Looking at trends in drug and material development, flexible intermediates remain in demand. The structural possibilities in the pyridine ring allow researchers to chase molecular diversity and function. There is a reason this compound finds its way into so many patents—it acts as a gateway, allowing access to a greater number of high-value products.
Emerging synthetic routes benefit from a compound that handles varied conditions, integrates smoothly into automation, and resists degradation during protracted workflows. Such properties matter ever more as labs expand high-throughput experimentation and data-driven design. My broader work in optimization teaches that, without intermediates like this, bottlenecks quickly pile up. Fast feedback, reliable results, and scalable reactions foster agile innovation environments.
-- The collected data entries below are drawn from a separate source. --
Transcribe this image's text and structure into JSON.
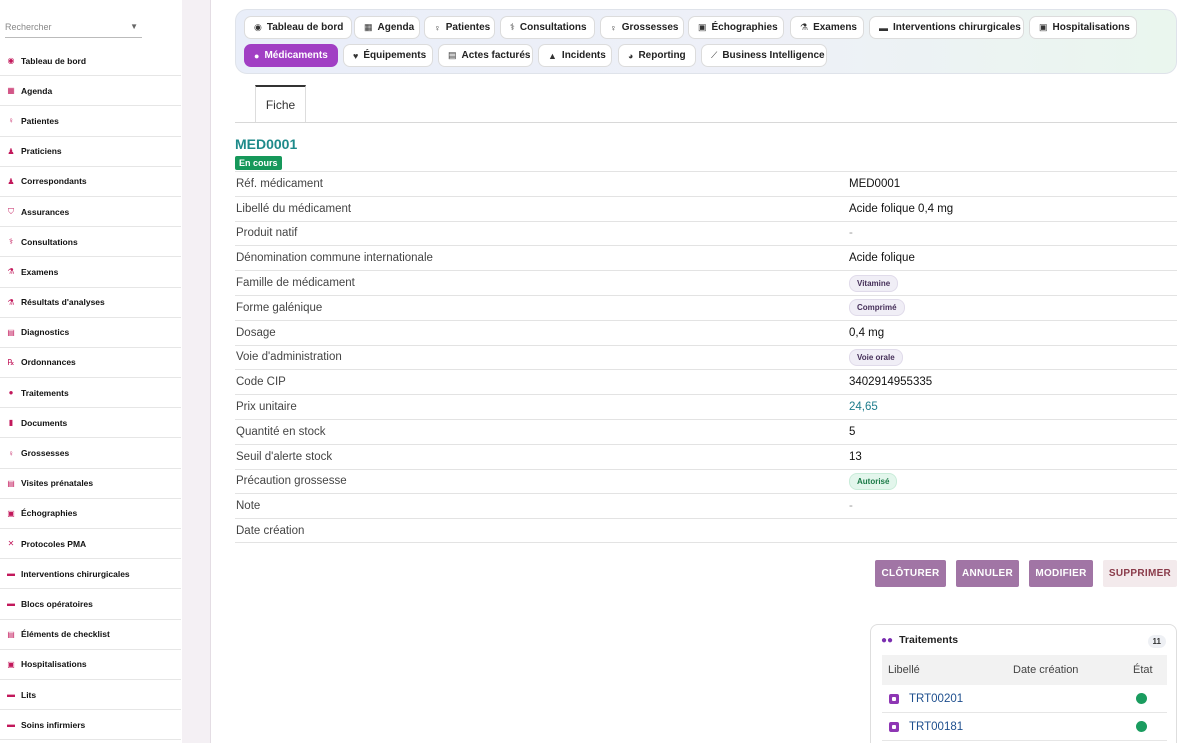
{
  "sidebar": {
    "search_placeholder": "Rechercher",
    "items": [
      {
        "label": "Tableau de bord",
        "icon": "dashboard-icon",
        "glyph": "◉"
      },
      {
        "label": "Agenda",
        "icon": "calendar-icon",
        "glyph": "▦"
      },
      {
        "label": "Patientes",
        "icon": "female-icon",
        "glyph": "♀"
      },
      {
        "label": "Praticiens",
        "icon": "user-doctor-icon",
        "glyph": "♟"
      },
      {
        "label": "Correspondants",
        "icon": "user-icon",
        "glyph": "♟"
      },
      {
        "label": "Assurances",
        "icon": "shield-icon",
        "glyph": "⛉"
      },
      {
        "label": "Consultations",
        "icon": "stethoscope-icon",
        "glyph": "⚕"
      },
      {
        "label": "Examens",
        "icon": "microscope-icon",
        "glyph": "⚗"
      },
      {
        "label": "Résultats d'analyses",
        "icon": "flask-icon",
        "glyph": "⚗"
      },
      {
        "label": "Diagnostics",
        "icon": "clipboard-icon",
        "glyph": "▤"
      },
      {
        "label": "Ordonnances",
        "icon": "prescription-icon",
        "glyph": "℞"
      },
      {
        "label": "Traitements",
        "icon": "pills-icon",
        "glyph": "●"
      },
      {
        "label": "Documents",
        "icon": "file-icon",
        "glyph": "▮"
      },
      {
        "label": "Grossesses",
        "icon": "person-pregnant-icon",
        "glyph": "♀"
      },
      {
        "label": "Visites prénatales",
        "icon": "file-medical-icon",
        "glyph": "▤"
      },
      {
        "label": "Échographies",
        "icon": "ultrasound-icon",
        "glyph": "▣"
      },
      {
        "label": "Protocoles PMA",
        "icon": "dna-icon",
        "glyph": "✕"
      },
      {
        "label": "Interventions chirurgicales",
        "icon": "procedures-icon",
        "glyph": "▬"
      },
      {
        "label": "Blocs opératoires",
        "icon": "operating-room-icon",
        "glyph": "▬"
      },
      {
        "label": "Éléments de checklist",
        "icon": "checklist-icon",
        "glyph": "▤"
      },
      {
        "label": "Hospitalisations",
        "icon": "hospital-user-icon",
        "glyph": "▣"
      },
      {
        "label": "Lits",
        "icon": "bed-icon",
        "glyph": "▬"
      },
      {
        "label": "Soins infirmiers",
        "icon": "nurse-icon",
        "glyph": "▬"
      }
    ]
  },
  "topnav": {
    "tabs": [
      {
        "label": "Tableau de bord",
        "icon": "dashboard-icon",
        "glyph": "◉"
      },
      {
        "label": "Agenda",
        "icon": "calendar-icon",
        "glyph": "▦"
      },
      {
        "label": "Patientes",
        "icon": "female-icon",
        "glyph": "♀"
      },
      {
        "label": "Consultations",
        "icon": "stethoscope-icon",
        "glyph": "⚕"
      },
      {
        "label": "Grossesses",
        "icon": "person-pregnant-icon",
        "glyph": "♀"
      },
      {
        "label": "Échographies",
        "icon": "ultrasound-icon",
        "glyph": "▣"
      },
      {
        "label": "Examens",
        "icon": "microscope-icon",
        "glyph": "⚗"
      },
      {
        "label": "Interventions chirurgicales",
        "icon": "procedures-icon",
        "glyph": "▬"
      },
      {
        "label": "Hospitalisations",
        "icon": "hospital-user-icon",
        "glyph": "▣"
      },
      {
        "label": "Médicaments",
        "icon": "pills-icon",
        "glyph": "●",
        "active": true
      },
      {
        "label": "Équipements",
        "icon": "heart-icon",
        "glyph": "♥"
      },
      {
        "label": "Actes facturés",
        "icon": "invoice-icon",
        "glyph": "▤"
      },
      {
        "label": "Incidents",
        "icon": "warning-icon",
        "glyph": "▲"
      },
      {
        "label": "Reporting",
        "icon": "pie-chart-icon",
        "glyph": "◕"
      },
      {
        "label": "Business Intelligence",
        "icon": "line-chart-icon",
        "glyph": "⟋"
      }
    ]
  },
  "subtabs": {
    "fiche": "Fiche"
  },
  "record": {
    "id": "MED0001",
    "status": "En cours",
    "fields": [
      {
        "label": "Réf. médicament",
        "value": "MED0001",
        "kind": "text"
      },
      {
        "label": "Libellé du médicament",
        "value": "Acide folique 0,4 mg",
        "kind": "text"
      },
      {
        "label": "Produit natif",
        "value": "-",
        "kind": "dash"
      },
      {
        "label": "Dénomination commune internationale",
        "value": "Acide folique",
        "kind": "text"
      },
      {
        "label": "Famille de médicament",
        "value": "Vitamine",
        "kind": "pill"
      },
      {
        "label": "Forme galénique",
        "value": "Comprimé",
        "kind": "pill"
      },
      {
        "label": "Dosage",
        "value": "0,4 mg",
        "kind": "text"
      },
      {
        "label": "Voie d'administration",
        "value": "Voie orale",
        "kind": "pill"
      },
      {
        "label": "Code CIP",
        "value": "3402914955335",
        "kind": "text"
      },
      {
        "label": "Prix unitaire",
        "value": "24,65",
        "kind": "link"
      },
      {
        "label": "Quantité en stock",
        "value": "5",
        "kind": "text"
      },
      {
        "label": "Seuil d'alerte stock",
        "value": "13",
        "kind": "text"
      },
      {
        "label": "Précaution grossesse",
        "value": "Autorisé",
        "kind": "pill-green"
      },
      {
        "label": "Note",
        "value": "-",
        "kind": "dash"
      },
      {
        "label": "Date création",
        "value": "",
        "kind": "text"
      }
    ]
  },
  "actions": {
    "close": "CLÔTURER",
    "cancel": "ANNULER",
    "edit": "MODIFIER",
    "delete": "SUPPRIMER"
  },
  "treatments": {
    "title": "Traitements",
    "count": "11",
    "columns": {
      "label": "Libellé",
      "date": "Date création",
      "state": "État"
    },
    "rows": [
      {
        "label": "TRT00201",
        "date": "",
        "state_color": "#1a9c5f"
      },
      {
        "label": "TRT00181",
        "date": "",
        "state_color": "#1a9c5f"
      }
    ]
  },
  "colors": {
    "accent": "#a13fc4",
    "record_id": "#1e8a8a",
    "status_badge": "#16985a",
    "action_primary": "#a175a5",
    "sidebar_icon": "#c2185b"
  }
}
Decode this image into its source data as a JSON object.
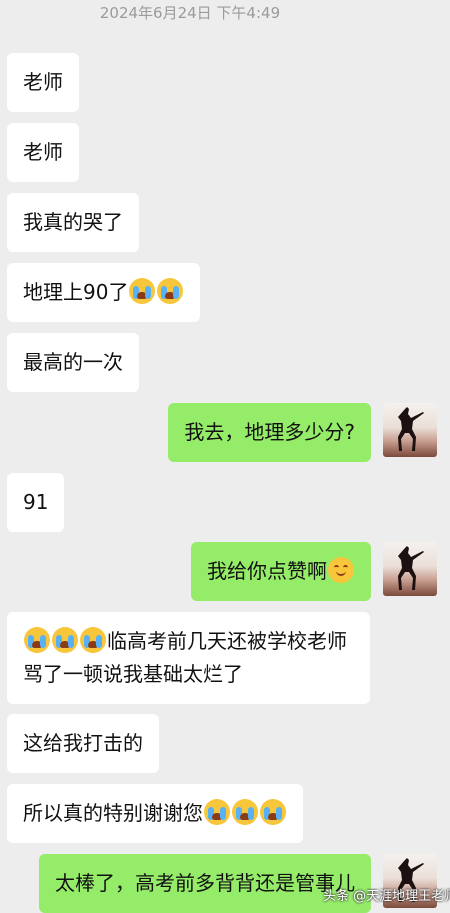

No intermediate proves perfect, and practical hurdles occasionally surface with 3-Bromo-5-Methylpyridine-2-Carboxylic Acid. Some reactions call for solubility in nonpolar solvents, where this compound struggles, complicating limited synthetic plans. Researchers might benefit from newer derivatives or formulation strategies, such as t-butyloxycarbonyl protection, to boost versatility. Suppliers adopting more sustainable production routes further cut environmental costs, a step important to align with emerging regulatory and investor requirements. Feedback forums where bench chemists and vendors share real-world challenges could drive incremental improvements, refining the product for next-generation applications.
Ongoing research into more efficient palladium-catalyzed couplings, as well as exploration of alternative halogenation routes, presents room for faster, cleaner synthesis. Investment in analytical technologies for ever-better purity assurance will reduce surprises in sensitive syntheses. As open-access databases and collaborative networks grow, rapidly disseminating best practices and troubleshooting uncommon pitfalls will strengthen the compound’s reputation for reliability. For labs with narrow temperature or safety windows, better documentation and case sharing can smooth implementation.
With its combination of practical reactivity, manageable handling, and strong track record, 3-Bromo-5-Methylpyridine-2-Carboxylic Acid has carved out a place as a go-to intermediate in modern laboratories and manufacturing plants. Years of hands-on experience, supported by open literature and global use, prove that versatile, robust compounds like this empower faster scientific progress with fewer bottlenecks and setbacks. As the landscape of chemical research keeps evolving, solutions built around reliability, transparency, and innovation remain at the center of quality science.